Happy to see you trolling here, Sharkey. Interestingly, I've oft been quick to accuse certain scientists such as those IPCC members whose papers are cherry-picked by the leaders as those with whom they disagree are rejected (that's documented fairly well), James Hansen and others who've been accused of "cooking the books" to fill there agendas but there is another aspect -- and that is a human nature factor in which some individuals in that community who have stated AGW is a fact for years just cannot bring themselves to admit that they have been wrong .... so they continue to grasp at any straw available to try to convince others (and themselves) they were right. They will continue doing that until we must move our towns out of the paths of approaching glaciers during the next cold cycle. There's a lot of discussion afoot of the current solar minimum.

Posted 28 April 2013, 11:38 a.m. Suggest removal

loplover says...

Most of the "organizations: that are publishing "facts" claiming that global climate change is not happening are funded directly or indirectly by the fossil fuel companies. They have quite a vested interest in seeing that their activities are not impeded upon, and they have virtually unlimited funds with which to buy scientists.

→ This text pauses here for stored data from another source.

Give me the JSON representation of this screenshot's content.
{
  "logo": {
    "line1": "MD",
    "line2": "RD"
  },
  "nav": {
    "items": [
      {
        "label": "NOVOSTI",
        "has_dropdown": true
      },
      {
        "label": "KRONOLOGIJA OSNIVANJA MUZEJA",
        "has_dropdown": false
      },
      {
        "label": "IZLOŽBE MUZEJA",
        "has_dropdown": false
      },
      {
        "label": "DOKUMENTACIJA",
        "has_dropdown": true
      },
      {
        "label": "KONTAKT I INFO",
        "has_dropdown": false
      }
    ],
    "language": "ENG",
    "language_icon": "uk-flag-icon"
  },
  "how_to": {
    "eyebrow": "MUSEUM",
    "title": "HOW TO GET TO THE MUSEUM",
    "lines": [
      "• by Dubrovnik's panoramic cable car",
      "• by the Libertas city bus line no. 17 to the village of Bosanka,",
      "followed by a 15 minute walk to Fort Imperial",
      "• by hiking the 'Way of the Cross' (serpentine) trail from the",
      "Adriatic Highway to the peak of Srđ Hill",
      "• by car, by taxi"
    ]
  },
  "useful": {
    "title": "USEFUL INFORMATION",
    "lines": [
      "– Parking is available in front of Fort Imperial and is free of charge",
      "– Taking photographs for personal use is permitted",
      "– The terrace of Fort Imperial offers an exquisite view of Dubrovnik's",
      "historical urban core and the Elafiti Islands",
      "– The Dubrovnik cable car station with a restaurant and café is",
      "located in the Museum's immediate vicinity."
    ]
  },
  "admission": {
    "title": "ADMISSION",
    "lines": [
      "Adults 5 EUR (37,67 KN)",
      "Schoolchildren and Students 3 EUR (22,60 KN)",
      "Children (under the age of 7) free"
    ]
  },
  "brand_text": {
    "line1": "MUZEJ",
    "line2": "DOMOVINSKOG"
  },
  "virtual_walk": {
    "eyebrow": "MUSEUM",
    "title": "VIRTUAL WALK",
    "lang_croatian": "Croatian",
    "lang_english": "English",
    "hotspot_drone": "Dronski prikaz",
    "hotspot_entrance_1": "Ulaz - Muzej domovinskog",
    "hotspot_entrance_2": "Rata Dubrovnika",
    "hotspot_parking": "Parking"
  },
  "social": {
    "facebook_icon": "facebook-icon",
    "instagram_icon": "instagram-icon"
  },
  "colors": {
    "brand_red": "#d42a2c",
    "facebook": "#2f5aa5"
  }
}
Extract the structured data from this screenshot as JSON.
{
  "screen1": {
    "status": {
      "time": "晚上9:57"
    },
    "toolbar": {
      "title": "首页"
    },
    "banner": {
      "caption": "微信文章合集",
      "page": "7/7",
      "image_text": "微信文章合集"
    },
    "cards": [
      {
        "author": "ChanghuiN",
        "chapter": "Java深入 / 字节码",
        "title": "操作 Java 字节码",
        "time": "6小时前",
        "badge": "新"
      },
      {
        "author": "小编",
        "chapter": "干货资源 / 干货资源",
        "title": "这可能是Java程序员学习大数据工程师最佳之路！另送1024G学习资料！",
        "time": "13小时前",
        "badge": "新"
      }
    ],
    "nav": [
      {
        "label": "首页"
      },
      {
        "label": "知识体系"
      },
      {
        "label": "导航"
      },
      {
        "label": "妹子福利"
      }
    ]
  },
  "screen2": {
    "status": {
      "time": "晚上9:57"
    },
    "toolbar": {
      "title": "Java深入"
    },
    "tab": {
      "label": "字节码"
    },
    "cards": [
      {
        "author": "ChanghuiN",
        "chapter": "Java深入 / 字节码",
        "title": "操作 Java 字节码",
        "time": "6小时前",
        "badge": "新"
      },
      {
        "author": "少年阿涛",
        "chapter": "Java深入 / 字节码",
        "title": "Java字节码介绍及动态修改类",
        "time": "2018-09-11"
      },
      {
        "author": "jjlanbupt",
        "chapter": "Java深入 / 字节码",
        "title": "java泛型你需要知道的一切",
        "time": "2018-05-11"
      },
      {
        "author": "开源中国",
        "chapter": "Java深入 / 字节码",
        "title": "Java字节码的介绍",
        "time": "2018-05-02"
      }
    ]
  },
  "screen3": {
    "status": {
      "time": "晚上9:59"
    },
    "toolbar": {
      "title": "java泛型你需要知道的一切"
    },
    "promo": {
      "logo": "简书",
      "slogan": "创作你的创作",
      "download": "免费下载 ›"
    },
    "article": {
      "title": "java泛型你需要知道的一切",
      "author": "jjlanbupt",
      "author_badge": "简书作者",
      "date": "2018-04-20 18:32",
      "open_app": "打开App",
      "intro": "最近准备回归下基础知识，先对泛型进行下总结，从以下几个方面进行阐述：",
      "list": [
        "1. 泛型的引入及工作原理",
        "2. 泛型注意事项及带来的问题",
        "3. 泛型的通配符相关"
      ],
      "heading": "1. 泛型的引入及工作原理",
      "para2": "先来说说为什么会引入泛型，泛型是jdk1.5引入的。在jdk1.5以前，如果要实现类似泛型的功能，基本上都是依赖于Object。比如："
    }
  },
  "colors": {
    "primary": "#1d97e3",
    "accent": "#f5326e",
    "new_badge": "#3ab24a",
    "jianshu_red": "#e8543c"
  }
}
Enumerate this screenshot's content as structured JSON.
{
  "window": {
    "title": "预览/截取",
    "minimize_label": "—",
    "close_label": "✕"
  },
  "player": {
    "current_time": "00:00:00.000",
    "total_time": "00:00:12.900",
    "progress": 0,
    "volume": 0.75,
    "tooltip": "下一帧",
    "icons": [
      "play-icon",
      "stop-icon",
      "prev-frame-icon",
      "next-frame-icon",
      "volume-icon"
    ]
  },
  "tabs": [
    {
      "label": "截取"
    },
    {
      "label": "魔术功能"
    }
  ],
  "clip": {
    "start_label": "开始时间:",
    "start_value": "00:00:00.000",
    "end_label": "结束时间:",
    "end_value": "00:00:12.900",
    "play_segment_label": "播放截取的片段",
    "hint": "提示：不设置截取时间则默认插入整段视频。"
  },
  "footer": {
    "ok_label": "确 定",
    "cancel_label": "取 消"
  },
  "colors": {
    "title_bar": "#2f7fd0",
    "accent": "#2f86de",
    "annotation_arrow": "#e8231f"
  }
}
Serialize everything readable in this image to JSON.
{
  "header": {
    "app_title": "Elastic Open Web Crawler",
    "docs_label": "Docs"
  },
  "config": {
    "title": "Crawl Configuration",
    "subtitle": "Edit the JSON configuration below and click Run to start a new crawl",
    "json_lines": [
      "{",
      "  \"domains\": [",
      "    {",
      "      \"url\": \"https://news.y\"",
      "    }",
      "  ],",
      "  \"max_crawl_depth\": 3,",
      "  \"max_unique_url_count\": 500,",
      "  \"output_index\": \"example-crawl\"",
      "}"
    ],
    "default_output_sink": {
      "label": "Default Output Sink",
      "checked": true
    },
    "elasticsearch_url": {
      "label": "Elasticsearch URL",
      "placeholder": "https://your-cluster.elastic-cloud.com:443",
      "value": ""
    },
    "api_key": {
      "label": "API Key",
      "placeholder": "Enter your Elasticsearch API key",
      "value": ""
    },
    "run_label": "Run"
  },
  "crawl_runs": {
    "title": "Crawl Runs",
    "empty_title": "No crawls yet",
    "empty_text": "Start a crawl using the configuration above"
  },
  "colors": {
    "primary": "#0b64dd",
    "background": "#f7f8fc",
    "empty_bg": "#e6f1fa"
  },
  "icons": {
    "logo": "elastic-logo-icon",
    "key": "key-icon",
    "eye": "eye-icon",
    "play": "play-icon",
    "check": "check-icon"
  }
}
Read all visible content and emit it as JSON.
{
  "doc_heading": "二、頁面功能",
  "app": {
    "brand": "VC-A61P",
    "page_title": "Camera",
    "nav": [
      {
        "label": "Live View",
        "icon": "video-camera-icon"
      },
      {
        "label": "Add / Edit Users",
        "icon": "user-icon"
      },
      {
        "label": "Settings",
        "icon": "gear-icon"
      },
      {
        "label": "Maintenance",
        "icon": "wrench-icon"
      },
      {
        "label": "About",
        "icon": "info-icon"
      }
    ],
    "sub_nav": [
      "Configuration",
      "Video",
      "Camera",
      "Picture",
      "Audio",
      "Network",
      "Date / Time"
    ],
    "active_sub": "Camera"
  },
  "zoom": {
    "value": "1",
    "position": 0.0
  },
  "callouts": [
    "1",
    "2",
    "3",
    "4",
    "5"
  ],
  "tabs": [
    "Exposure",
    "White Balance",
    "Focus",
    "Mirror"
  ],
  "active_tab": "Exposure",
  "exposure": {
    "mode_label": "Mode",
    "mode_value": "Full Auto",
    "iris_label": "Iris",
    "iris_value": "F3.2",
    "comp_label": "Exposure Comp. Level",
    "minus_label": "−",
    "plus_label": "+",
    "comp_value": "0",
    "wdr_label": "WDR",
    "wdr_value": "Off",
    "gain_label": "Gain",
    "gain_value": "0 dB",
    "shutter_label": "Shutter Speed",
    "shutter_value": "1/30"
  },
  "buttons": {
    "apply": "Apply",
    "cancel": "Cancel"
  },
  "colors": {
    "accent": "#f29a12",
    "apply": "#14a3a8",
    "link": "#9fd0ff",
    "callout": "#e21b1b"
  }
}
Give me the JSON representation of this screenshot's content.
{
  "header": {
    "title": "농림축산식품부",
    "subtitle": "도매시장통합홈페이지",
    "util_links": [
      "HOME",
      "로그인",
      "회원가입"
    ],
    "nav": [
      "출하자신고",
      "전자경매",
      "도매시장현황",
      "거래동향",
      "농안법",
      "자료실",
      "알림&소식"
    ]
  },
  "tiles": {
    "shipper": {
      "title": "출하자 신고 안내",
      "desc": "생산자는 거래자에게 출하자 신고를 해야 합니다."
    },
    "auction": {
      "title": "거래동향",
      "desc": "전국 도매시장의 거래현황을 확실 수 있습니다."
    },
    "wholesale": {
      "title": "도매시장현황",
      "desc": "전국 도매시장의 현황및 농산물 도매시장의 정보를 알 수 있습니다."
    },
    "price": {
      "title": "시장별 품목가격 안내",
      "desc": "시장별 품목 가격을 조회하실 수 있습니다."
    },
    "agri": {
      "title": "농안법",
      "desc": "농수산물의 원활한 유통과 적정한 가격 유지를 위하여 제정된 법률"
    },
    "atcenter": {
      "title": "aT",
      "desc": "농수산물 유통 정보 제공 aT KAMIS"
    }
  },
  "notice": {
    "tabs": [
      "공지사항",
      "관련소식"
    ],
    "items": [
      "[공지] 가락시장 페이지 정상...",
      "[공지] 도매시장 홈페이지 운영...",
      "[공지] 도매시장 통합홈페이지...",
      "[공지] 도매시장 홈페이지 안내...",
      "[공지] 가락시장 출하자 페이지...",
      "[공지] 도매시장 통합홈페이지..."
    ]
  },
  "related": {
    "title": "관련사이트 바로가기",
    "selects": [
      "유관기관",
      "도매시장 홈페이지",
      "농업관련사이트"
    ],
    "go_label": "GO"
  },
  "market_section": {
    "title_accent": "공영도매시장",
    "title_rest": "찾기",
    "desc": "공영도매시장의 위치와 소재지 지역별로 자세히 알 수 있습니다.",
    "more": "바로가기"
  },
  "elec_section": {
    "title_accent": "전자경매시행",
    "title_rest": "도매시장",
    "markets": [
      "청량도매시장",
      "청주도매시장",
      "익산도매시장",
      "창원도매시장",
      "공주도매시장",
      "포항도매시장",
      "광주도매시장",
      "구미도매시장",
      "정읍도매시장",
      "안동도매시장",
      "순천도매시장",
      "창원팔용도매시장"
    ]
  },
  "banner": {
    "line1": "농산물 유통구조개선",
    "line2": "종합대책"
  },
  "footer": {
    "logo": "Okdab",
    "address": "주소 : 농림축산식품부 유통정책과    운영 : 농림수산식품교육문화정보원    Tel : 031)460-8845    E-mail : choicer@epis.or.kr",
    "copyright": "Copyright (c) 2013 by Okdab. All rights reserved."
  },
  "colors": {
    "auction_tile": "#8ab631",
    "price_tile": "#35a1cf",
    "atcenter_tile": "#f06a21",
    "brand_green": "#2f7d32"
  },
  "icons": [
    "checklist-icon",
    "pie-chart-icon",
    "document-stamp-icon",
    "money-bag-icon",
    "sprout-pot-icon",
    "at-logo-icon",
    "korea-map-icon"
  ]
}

Compared to the oil companies, coal companies, etc., investment in bribing senators and congressmen, scientists probably go cheap. Those with the most credibility say that climate change is real.

That said, I think cap-and-trade was nothing but a scam, and I have serious doubts about how much good limiting CO2 emissions in this country is going to do, considering that China builds a new coal plant---with virtually NO environmental regs---every couple of weeks, Brazil deforests another 100 square miles of rain forest a day, and the rest of the developing world is busy polluting the planet.

Personally, I think that climate change is something that we have to prepare for, but I'm much more concerned with specific threats that target this country. The Keystone XL pipeline, for example, and the whole idea of burning tar sands oil. Someday the oil WILL run out, and if we haven't developed some new forms of energy, we are going to wind up wandering in the desert like the current oil sheiks will do when their source of income dries up. It may not be in our lifetime, but most people have children and grandchildren that may or may not have a habitable world to inherit.

In terms of the destruction of the biosphere, the biggest threat to global weather is the deforestation of the Amazon basin. IMHO, of course. I'm not a scientist but I've done a bit of research, and while cutting down on CO2 emissions probably is a good idea, there are bigger fish to fry that nobody ever seems to mention. Our nation media is so thoroughly controlled by the mega-corporations that own them that I'm much more interested in the things they try to keep from us than those they shove in front of our faces every day.

Posted 27 April 2013, 11:09 p.m. Suggest removal

stvsngltn says...

Of the hundreds - perhaps thousands - of qualified international scientists who are sources of the 70 books I mentioned -- one would be hard pressed, I think, to accuse them all - or even a large segment of them -- as being "in the pocket of fossil fuel companies. I may try to research as many of them as possible but that will be an enormous task. I am (believe it or not) a seeker of truth and have no agenda of my own nor do I have any stocks, grants nor income other than my retirement annuity (so obviously I am not in anyone's pocket myself either). But you're absolutely right, LopLover, regarding deforestation effects -- in fact that's the reason for example that the Kilamanjaro ice has diminished (rather than by "global warming" temperature increases as some have falsely claimed). All glaciers do that if not replenished by snow.

Posted 28 April 2013, 11:29 a.m. Suggest removal

Iopine says...

I'm just happy that this global warming is cutting my heat bill especially with the temp in the morning in the high 20's and low 30's! Well I guess being the first of May I should expect the mornings to be close to freezing?